A large variety of examples are shown below.

Notre Dame: 1

Of the top 100 confident matches, Notre Dame had an accuracy of 91%. Most of the variables were manipulated to improve the quality of Notre Dame, as it was the image used primarily for testing. However, the renormalization concept actually lowered the accuracy of Notre Dame.

Mount Rushmore

Of the top 100 confident matches, Mount Rushmore had an accuracy of 100%. Before implementing thresholding, Mount Rushmore had a much lower accuracy of roughly 28%, and almost all the points came from the rocks on the bottom.

Episcopal Gaudi

Of the top 40 confident matches, Episcopal Gaudi only had an accuracy of 12%. This is most likely due to the large shift in scale between the two images.

Pantheon

These images no longer have ground truth correspondence, but by looking at the image, it appears as if the image did an overall good job on matching the points. However, the two images were already very similr to each other, so this behavior was intended.

Notre Dame 2

To see things more clearly, only the top 50 confident matches are shown from here on out. Unfortunately, because of the much larger difference in scale, several of the points were matched incorrectly, as scale was not accounted for in the implementation. A lot of points were matched up to a repetition (like a very similar window) as well. However, a good number of the points were still matched up correctly.

Roommates 1

These are some pictures I took of my roommates. Since these two pictures had very little change in them, almost all the points appear to have been identified correctly.

Roommates 2

These are some pictures I took of my roommates. Once again, very little change in the two images, which resulted in most of the points being identified correctly.

Roommates 3

These are some pictures I took of my roommates. This time, very few of the points seem to have been matched correctly, most likely because of the larger change in scale and angle from which the picture was taken from. Some distinct points, such as the edges of the monitor and some parts of the backpack were classified correctly, but most points appear to be all over the place.

3DCG 1

Just for fun, I tried out the algorithm with some 3DCG images from games. Aside from one glaring error (the diagonal line) and a couple of inconsistent points on the door, all the points seem to be pretty accurate. More points seem to be coming from the monitor in the screen however, which may be a sign that my threshold for cornerness may still be too low, as the points there do not seem very distinct.

3DCG 2

The accuracy of this one was actually quite surprising.
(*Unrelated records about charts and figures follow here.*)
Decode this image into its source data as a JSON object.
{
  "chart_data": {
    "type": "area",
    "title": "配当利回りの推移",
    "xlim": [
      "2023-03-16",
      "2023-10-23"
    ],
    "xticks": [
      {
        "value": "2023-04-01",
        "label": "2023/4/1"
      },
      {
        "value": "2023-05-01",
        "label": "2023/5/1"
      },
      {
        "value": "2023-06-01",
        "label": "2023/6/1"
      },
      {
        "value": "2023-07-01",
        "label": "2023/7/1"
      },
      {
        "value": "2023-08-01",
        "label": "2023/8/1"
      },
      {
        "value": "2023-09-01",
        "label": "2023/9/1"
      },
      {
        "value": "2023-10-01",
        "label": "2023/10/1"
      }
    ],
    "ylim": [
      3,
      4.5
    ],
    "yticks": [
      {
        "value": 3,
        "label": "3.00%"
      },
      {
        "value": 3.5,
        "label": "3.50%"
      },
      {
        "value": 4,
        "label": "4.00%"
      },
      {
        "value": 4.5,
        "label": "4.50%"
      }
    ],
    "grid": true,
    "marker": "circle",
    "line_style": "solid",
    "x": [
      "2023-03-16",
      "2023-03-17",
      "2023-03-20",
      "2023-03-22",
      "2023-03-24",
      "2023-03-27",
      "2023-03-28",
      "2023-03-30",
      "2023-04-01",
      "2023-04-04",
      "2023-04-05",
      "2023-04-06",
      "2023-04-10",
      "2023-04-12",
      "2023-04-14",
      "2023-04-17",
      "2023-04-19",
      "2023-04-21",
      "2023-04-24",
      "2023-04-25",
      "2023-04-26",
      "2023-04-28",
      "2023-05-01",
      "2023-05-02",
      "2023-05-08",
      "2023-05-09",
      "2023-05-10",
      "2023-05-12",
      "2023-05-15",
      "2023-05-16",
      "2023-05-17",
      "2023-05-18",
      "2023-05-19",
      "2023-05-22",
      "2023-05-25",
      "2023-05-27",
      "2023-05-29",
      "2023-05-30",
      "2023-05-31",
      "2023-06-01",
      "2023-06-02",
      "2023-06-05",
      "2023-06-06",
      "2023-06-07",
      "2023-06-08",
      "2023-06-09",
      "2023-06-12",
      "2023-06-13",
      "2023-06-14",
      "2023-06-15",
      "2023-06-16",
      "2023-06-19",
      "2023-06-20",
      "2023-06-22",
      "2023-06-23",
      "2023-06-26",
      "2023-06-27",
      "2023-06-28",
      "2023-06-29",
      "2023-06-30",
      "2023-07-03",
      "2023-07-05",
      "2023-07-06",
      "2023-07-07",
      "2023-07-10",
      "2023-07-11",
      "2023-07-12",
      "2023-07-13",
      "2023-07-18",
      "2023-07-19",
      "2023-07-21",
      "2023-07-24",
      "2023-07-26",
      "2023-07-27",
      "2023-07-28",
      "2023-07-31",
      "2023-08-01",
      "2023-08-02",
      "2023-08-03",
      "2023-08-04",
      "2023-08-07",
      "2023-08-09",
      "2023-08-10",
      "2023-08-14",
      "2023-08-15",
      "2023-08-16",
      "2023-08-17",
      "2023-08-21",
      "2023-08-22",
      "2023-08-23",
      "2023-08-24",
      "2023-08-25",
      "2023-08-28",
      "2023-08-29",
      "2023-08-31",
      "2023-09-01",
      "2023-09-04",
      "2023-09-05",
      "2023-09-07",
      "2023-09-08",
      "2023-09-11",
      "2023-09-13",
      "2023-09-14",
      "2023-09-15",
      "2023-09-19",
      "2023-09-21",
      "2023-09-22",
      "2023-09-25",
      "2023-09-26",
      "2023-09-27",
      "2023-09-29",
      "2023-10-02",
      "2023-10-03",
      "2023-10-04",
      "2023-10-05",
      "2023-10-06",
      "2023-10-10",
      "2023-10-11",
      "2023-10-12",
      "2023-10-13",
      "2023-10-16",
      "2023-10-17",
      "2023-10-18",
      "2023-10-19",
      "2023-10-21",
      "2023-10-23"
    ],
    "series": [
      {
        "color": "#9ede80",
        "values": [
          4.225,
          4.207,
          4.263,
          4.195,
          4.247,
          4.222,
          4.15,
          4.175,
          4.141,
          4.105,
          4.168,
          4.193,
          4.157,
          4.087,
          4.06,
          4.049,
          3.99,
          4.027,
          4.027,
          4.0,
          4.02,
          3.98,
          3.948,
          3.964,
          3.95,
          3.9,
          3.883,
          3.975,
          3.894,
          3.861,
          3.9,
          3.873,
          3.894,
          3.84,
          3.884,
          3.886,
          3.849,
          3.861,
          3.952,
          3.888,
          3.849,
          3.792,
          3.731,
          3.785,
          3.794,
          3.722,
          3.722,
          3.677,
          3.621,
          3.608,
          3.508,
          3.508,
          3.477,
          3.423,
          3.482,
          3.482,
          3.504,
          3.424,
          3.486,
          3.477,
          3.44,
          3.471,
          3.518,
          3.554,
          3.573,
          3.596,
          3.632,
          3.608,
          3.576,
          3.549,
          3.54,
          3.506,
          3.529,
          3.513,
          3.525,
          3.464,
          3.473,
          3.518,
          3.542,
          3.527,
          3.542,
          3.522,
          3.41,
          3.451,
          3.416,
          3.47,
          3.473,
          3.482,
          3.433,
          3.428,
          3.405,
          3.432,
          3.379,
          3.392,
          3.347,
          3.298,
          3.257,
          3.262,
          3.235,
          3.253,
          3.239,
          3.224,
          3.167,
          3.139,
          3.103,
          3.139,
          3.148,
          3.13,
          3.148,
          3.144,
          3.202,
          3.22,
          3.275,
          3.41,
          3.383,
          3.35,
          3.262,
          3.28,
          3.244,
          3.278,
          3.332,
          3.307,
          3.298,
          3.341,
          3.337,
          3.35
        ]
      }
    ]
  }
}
There was an angle shift between the two images, but it appears that almost all the points have still been identified correctly between the two images. However, any larger angle shift would likely no longer work, such as the one in Roommate 3.

3DCG 3

Unfortunately, an angle larger than the one shown previously no longer shows many points matching up to each other, which would require more work to the algorithm rather than just implementing the baseline.